The system design of the product needs to be right,
symulink is the "standard" way of defining the system,

what system design docs do you have for this application ?

Im concerned that "putting a filter" in might not be the solution, but a patch.
( once had a student, who was in theory graduate , asked around till they got answer he wanted , how to get rid of a glitch , the answer they got was an RC filter. unfortunately, the glitch was on a fast digital circuit, so the RC filter totally killed the response. The correct answer was to register the data , but as they would not share the system design, the wrong answer was arrived at.

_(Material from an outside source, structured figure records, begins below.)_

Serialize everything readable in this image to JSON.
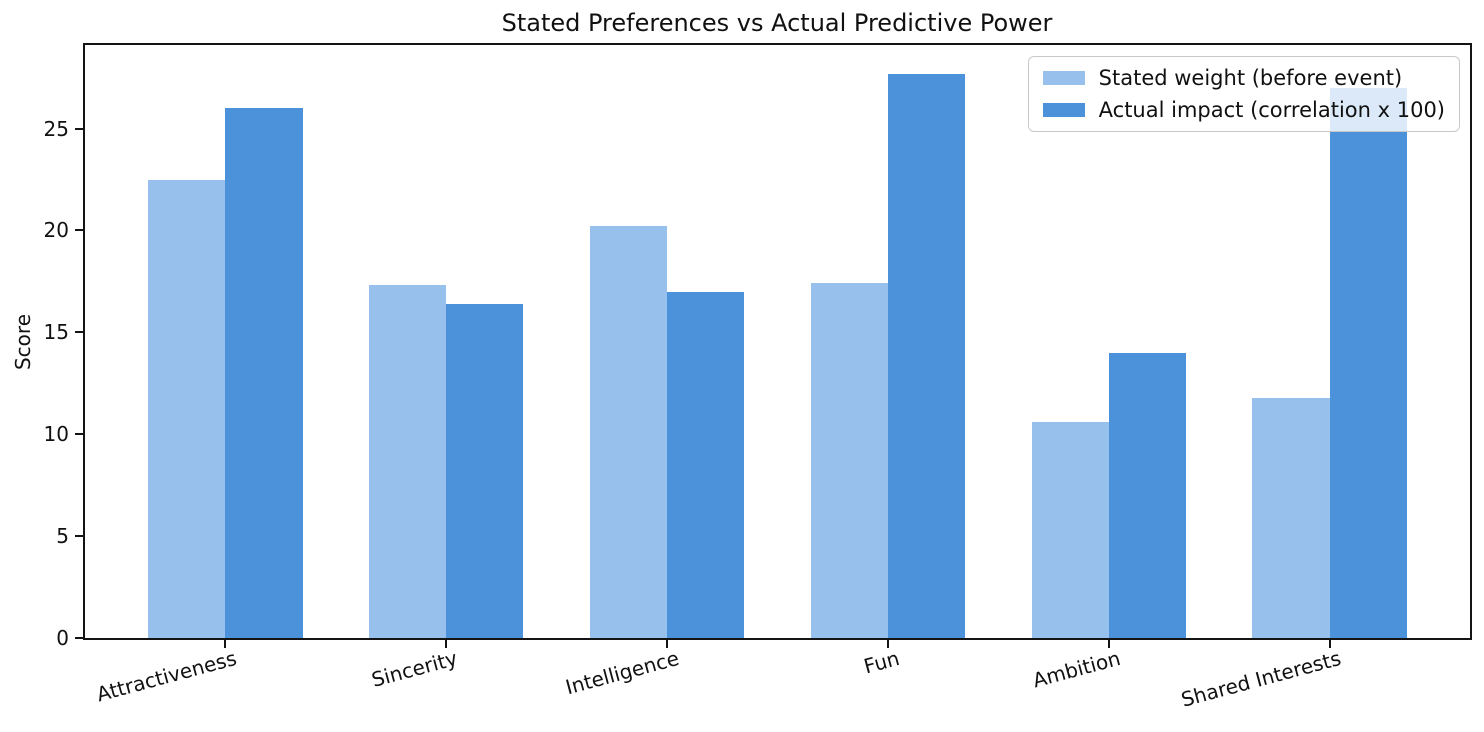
{
  "chart_data": {
    "type": "bar",
    "title": "Stated Preferences vs Actual Predictive Power",
    "xlabel": "",
    "ylabel": "Score",
    "categories": [
      "Attractiveness",
      "Sincerity",
      "Intelligence",
      "Fun",
      "Ambition",
      "Shared Interests"
    ],
    "series": [
      {
        "name": "Stated weight (before event)",
        "color": "#98c0ec",
        "values": [
          22.5,
          17.3,
          20.2,
          17.4,
          10.6,
          11.8
        ]
      },
      {
        "name": "Actual impact (correlation x 100)",
        "color": "#4b92da",
        "values": [
          26.0,
          16.4,
          17.0,
          27.7,
          14.0,
          27.0
        ]
      }
    ],
    "yticks": [
      0,
      5,
      10,
      15,
      20,
      25
    ],
    "ylim": [
      0,
      29.1
    ],
    "xtick_rotation_deg": 15,
    "grid": false,
    "legend_position": "upper right",
    "axis_color": "#141414"
  }
}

Cost the company a fortune to fix )
I am very pleased with the processor so far as it has been relatively easy to program and there's lots of discussion about it on the TI forums where you can pick up useful information or ask questions.

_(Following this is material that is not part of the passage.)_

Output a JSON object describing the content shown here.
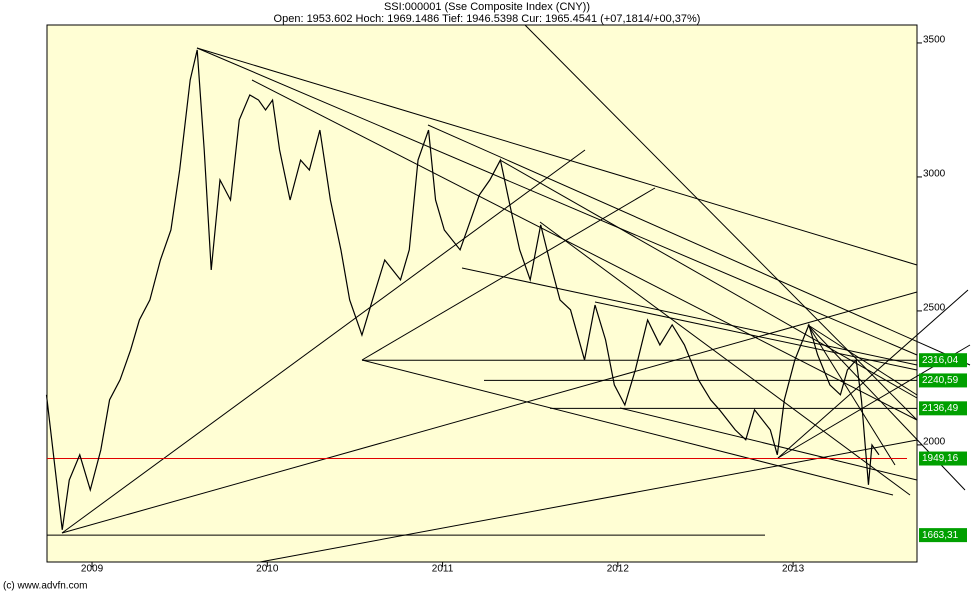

I have modelled my controller under various scenarios in Simulink. This is obviously a very useful tool to play with the parameters and experiment with tuning and suchlike. As you know, when you move to the hardware, problems start to creep in which you haven't necessarily modelled, like noisy signals, delayed signals etc.

I am reluctantly trying to "patch" a problem which has been forced on me by using a development board in a fairly harsh EMC environment. The solution would potentially be to mount the processor directly onto the PCB, allowing all signal carrying traces to be shortened considerably to reduce pick-up. The converter is part of my PhD project, so using the develoment board was an attractive solution, otherwise I'd have to mount the processor directly and deal with implementing my own isolated JTAG interface, as well as trying to physically solder on a BGA or QFP package outside of a professional SMD assembly setting. The development board avoided all this but the price I pay is that I have three inches of copper track between my anti-aliasing filter and the ADC which is allowing noise to creep in.
 

Papabravo

Joined Feb 24, 2006
21,159
If noise is being coupled in on "long" traces, then you put an analog LPF at the end of the "long" traces just in front of the ADC. You don't want the corner of the analog filter close to the edge of your narrow passband. I would start with a corner at 100 Hz. I would then an FIR filter since you have the processor horsepower. One advantage of the FIR filter is that when the input disappears so does the output of the filter. I think this will be important for you. Here, in the digital domain, is where you can narrow the bandwidth to your tighter margins.